Osborne and Patterson (2011) maintain that engaging students in the goal of producing explanations initiates them into construction of knowledge, but engaging students in argumentation enables students to more successfully engage in knowledge-construction discourse by promoting higher order thinking and reasoning; hallmarks for higher level scientific discourse. The reason for this distinction Osborne and Patterson explain is that argumentation demands skills of analysis, synthesis and evaluation. Students in the experimental Argumentation condition were significantly better at knowledge-construction compared to the Explanation and Comparison groups and so were able to participate in higher level conceptual discourse around content through collaborative inquiry and representational tasks. The results of this study are consistent with previous findings showing instruction that promotes argumentation in a social context facilitates reasoning strategies and higher order thinking, skills that are embedded in argumentation (Jimenez-Aleixandre and Erduran 2007).
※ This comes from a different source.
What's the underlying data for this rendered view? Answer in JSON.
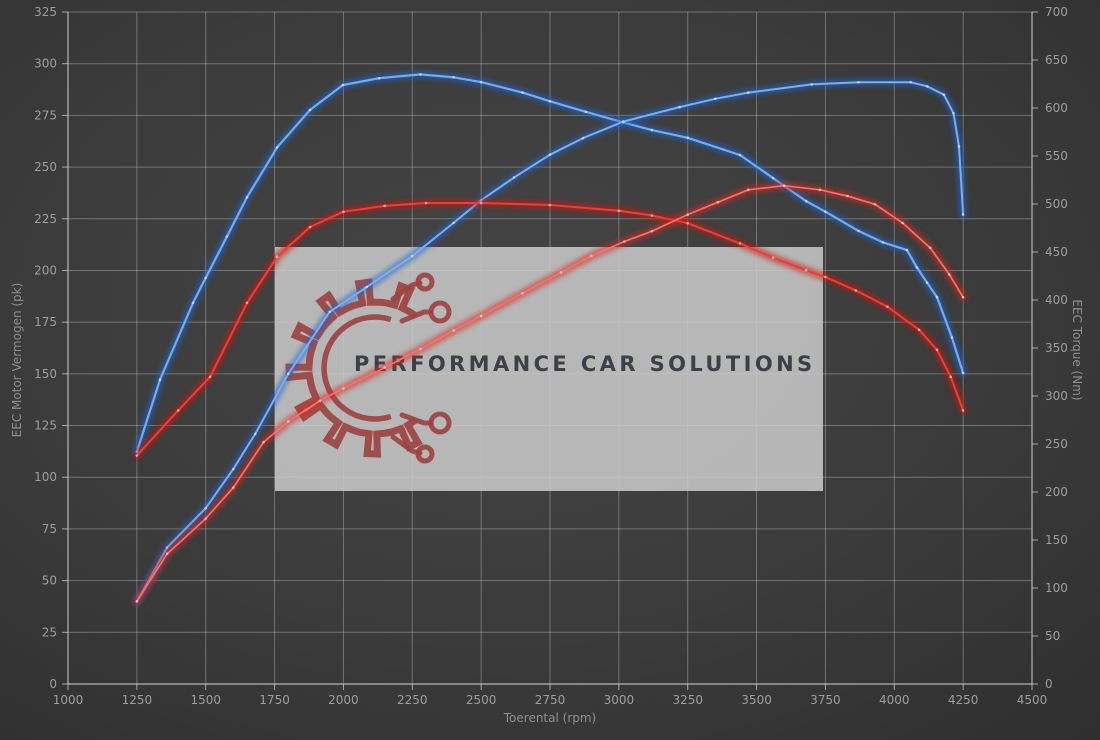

This study goes beyond previous work by showing that argument-promoting inquiry instruction that focuses on building and facilitating student’s representational competencies through collaborative inquiry and representational tasks promotes students’ conceptual understanding, representational competencies and knowledge-construction of science concepts, which together reveal representational fluency skills.

Implications

But what is this construct representational fluency? And how do representational competencies, representational agency and representational fluency relate to each other? The theoretical ideas behind representational fluency have been better explored in mathematics education where individuals require the skill to flexibly translate meaning from one form of mathematical representation to another. This skill requires generalising and particularising information across multiple forms of mathematical representations to explain, reason, synthesise and construct mathematical knowledge (Nistal et al. 2009). Representational agency in science is the ability to understand the social, semiotic and material affordances of science representations and requires that individuals are able to interpret, explain and create representations or that they possess these representational competencies. But in order to fluently translate or transform meaning across multiple representations of science to construct knowledge or to have representational fluency, students need representational agency. This study builds on previous work (Nichols et al. 2013a, b) that was able to show that measures of knowledge construction during small collaborative inquiry tasks where students are asked to translate meaning across multiple representations and explain science phenomena, taken together with measures of representational competencies (interpreting, explaining and creating representations), and conceptual understanding provides insights into students’ representational fluency. In this study, the Argumentation group, with significantly improved and higher scores in conceptual understanding and representational competencies, as well as significantly higher knowledge-construction during a collaborative inquiry representational task compared to the Comparison group, displayed evidence of greater representational fluency.

Taken together, these findings indicate that while an instructional focus on representations through a representation-rich unit of work on natural disasters is sufficient to positively impact students’ conceptual understanding and representational competencies, an argumentation-promoting collaborative inquiry using representations promotes students’ representational fluency.